Monday 1 April 2013

Bad at maths, good at customer service? Work for Microsoft!

I have recently returned to university and I am meant to use Microsoft Visio Standard 2013 for a number of of my university assignments. We have the 'option' of using it on the computers at uni, as the software is prohibitively expensive. While looking online to see how prohibitive the pricing was I came across this:

$300 doesn't seem so unreasonable to me, not that I have $300 that I could spend on anything right now. I clicked 'Buy now' with the intention of getting as much information on it as I could, and found myself presented with this:

When I called the Microsoft Store and asked what additional features warranted the 83% price difference (based on the exchange rate at the time of writing), I was told that AU$539 was US$299 due to the current exchange rate. When I informed the diligent little Microsoft monkey that he was operating on bad information, and that AU$539 was actually closer to US$560, he apologised for not being able to explain the discrepancy and then offered me some actually useful advice. He suggested that I find a way to set up a US mailing address and then order the product, and as long as the process didn't cost me US$260 or more I would be getting a discount.

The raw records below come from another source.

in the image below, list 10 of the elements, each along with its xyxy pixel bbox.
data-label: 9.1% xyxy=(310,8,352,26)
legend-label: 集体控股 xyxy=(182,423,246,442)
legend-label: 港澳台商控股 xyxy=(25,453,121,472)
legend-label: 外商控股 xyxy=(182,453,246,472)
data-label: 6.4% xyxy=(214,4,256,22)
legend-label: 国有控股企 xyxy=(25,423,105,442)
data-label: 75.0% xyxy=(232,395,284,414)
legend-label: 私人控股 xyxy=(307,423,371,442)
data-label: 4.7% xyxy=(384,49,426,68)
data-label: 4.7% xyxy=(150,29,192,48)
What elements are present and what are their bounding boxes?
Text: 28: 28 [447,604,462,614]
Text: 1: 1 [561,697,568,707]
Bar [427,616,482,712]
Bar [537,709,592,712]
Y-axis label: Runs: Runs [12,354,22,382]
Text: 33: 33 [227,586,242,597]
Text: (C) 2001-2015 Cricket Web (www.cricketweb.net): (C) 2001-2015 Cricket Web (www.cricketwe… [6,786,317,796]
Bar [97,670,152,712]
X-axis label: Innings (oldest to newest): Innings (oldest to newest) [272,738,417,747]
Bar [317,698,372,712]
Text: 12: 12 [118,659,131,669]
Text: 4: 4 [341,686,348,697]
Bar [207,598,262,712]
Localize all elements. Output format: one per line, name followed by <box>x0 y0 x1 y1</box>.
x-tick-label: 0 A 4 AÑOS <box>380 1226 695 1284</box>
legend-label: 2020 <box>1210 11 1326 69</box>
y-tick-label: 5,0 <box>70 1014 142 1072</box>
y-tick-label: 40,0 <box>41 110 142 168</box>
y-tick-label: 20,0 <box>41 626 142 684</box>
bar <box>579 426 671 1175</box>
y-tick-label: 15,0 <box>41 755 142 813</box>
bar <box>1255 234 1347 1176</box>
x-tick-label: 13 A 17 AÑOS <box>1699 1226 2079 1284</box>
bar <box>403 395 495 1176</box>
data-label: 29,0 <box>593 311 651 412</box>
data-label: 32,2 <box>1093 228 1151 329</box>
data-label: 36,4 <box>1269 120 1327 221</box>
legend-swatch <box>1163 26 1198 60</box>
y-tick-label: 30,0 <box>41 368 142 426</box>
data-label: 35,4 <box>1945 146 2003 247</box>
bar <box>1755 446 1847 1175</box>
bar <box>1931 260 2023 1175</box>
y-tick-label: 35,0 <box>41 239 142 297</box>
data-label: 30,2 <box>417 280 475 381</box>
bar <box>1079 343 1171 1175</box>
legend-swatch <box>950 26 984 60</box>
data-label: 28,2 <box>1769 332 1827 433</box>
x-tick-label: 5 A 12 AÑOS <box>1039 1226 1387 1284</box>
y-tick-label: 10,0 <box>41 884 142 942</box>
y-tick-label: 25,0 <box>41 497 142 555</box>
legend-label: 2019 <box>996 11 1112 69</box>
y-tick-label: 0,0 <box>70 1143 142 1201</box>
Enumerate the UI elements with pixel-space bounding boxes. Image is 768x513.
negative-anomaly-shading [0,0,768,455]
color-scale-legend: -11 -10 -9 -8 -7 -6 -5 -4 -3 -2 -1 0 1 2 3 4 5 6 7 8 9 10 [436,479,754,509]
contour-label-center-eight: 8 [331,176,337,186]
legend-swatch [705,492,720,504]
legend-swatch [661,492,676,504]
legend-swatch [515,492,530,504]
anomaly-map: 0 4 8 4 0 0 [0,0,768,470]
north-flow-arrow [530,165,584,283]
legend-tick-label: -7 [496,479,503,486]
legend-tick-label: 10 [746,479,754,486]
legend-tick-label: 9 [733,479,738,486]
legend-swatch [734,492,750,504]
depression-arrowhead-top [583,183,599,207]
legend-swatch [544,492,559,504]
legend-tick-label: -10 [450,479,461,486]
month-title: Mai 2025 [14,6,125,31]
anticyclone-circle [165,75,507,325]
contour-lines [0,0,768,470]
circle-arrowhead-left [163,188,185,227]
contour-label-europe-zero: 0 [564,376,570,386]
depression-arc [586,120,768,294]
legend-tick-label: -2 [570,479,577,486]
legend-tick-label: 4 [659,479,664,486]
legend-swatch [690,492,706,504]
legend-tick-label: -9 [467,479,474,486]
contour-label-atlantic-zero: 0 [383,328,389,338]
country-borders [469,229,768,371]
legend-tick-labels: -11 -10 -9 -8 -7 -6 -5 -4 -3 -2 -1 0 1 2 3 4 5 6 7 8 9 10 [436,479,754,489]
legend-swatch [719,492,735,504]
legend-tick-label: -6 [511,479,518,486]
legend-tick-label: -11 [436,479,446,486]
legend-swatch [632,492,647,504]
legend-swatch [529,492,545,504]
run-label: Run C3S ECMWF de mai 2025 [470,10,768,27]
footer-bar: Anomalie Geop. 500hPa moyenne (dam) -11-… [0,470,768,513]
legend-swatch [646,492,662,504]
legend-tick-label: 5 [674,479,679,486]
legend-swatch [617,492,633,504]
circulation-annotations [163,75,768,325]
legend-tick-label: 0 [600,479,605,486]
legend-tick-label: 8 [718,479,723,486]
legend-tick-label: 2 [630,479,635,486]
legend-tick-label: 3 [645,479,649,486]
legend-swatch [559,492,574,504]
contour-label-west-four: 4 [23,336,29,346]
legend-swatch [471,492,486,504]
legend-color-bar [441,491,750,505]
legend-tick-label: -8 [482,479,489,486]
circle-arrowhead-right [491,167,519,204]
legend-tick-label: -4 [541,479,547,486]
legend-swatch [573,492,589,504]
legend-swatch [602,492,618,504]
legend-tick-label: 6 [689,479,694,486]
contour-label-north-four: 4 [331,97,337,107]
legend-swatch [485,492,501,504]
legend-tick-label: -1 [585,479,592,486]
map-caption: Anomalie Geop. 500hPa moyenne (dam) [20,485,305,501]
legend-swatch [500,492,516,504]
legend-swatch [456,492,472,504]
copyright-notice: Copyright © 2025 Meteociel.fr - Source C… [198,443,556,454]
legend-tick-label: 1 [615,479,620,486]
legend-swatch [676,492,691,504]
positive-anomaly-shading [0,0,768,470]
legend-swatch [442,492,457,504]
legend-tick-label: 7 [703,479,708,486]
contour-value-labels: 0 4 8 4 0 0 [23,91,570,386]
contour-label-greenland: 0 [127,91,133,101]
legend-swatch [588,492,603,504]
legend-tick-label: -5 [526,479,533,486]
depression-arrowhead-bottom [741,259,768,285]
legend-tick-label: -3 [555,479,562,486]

This 83% koalas on keyboards tax isn't unique to the Microsoft Store. Check out the price differences over at Adobe, the Apple Store, all computer game distributors and just about anyone else who distributes software. The problem is a long standing issue, and something that I have griped about for decades. In my formative years I would often read US computer game magazines, and was shocked by the price listings for games. That was Twenty years ago, and our dollar is a mightier thing than it once was (thank you Paul). In particular I thought that perhaps things would start to change in the wake of digital distribution, but in reality there are very few digital distribution services that do direct (or nearly direct) exchange rate conversions (Steam is the only one that comes to mind). The vast majority are happy to price us like it's 1984.

Anyway. Thank you Microsoft. Thank you for hiring people who actually want to help your koalstomers, even when you don't.